Originally Posted By: Dignan
Have you watched the movie, Tim? What you say makes sense, but I don't think I'd say that GM wasn't the bad guy. Besides, apparently the cars were extremely light on maintenance and easy to repair. I find it hard to believe that GM of all companies didn't have the money to support 800 electric vehicles.

I don't see why the price of the line makes any difference. I never said they had to keep making them, I just thought it was awful the way they scrapped all these perfectly functional vehicles. Seems to be the opposite of green.

I haven't watched the movie, from what I have heard about it was that it was a documentary with an agenda. If I heard it was more of an unbiased documentary that was talking about the history of the hybrid/electric vehicles I would have watched it.

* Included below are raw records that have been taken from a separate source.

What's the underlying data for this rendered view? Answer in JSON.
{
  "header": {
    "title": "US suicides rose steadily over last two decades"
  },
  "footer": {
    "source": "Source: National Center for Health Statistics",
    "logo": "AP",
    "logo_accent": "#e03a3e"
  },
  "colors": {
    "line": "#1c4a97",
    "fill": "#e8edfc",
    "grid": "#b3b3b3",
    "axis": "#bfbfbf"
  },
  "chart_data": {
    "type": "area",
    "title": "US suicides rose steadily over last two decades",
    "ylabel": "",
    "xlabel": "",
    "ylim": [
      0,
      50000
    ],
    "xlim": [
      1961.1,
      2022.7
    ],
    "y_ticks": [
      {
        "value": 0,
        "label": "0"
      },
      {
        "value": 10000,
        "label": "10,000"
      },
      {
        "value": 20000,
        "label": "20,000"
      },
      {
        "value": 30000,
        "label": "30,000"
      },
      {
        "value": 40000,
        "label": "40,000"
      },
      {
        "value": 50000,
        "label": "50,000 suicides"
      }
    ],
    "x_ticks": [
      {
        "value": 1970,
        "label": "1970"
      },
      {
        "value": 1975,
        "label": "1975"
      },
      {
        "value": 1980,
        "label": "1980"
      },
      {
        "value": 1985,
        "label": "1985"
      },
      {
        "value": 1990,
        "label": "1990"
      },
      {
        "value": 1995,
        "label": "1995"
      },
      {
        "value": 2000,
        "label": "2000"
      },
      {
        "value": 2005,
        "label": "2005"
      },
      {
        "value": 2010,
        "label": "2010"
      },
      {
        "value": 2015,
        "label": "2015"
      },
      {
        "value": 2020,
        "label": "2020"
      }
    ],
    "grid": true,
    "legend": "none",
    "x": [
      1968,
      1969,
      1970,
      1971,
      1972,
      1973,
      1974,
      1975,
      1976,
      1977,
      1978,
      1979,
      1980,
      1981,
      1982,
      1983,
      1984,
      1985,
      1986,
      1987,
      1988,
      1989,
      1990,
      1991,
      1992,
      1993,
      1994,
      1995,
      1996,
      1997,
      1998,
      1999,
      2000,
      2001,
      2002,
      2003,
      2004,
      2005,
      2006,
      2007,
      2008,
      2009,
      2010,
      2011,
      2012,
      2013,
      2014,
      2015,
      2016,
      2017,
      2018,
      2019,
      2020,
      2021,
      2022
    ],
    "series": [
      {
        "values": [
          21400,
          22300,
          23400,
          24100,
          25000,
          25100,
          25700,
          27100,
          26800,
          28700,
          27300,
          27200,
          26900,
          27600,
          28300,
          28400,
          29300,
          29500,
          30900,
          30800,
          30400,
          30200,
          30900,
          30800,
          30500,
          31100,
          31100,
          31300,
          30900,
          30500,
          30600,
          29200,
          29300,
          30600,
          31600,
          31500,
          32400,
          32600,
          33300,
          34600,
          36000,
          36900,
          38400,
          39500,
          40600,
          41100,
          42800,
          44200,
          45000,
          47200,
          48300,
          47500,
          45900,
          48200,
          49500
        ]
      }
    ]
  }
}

The reason I mentioned the line price is because it figures in to the total cost that GM already lost on the experiment. They produced about 800 cars at a price of about $1B (around $1.25M per car). They were already way in the red on that program and having to supply parts would have made an already huge crater even larger. Since they were leased vehicles, it was actually cheaper to get the cars back and destroy them than to support them and build that infrastructure.

Incidentally, the Aztecs weren't just leased, those vehicles were purchased so they couldn't legally take them back. I agree with you, they were hideously ugly and I have no clue how they ever left the design team that way.

I thought the original Volt design was awesome and was looking forward to seeing them live. Sadly, things almost always change between prototype to production. I miss some of the prototype features on the Camaro that didn't make it to production. There are reasons things change, even if we (the consumers) don't like them or agree with them. For what it is worth, I do have a 2010 Camaro.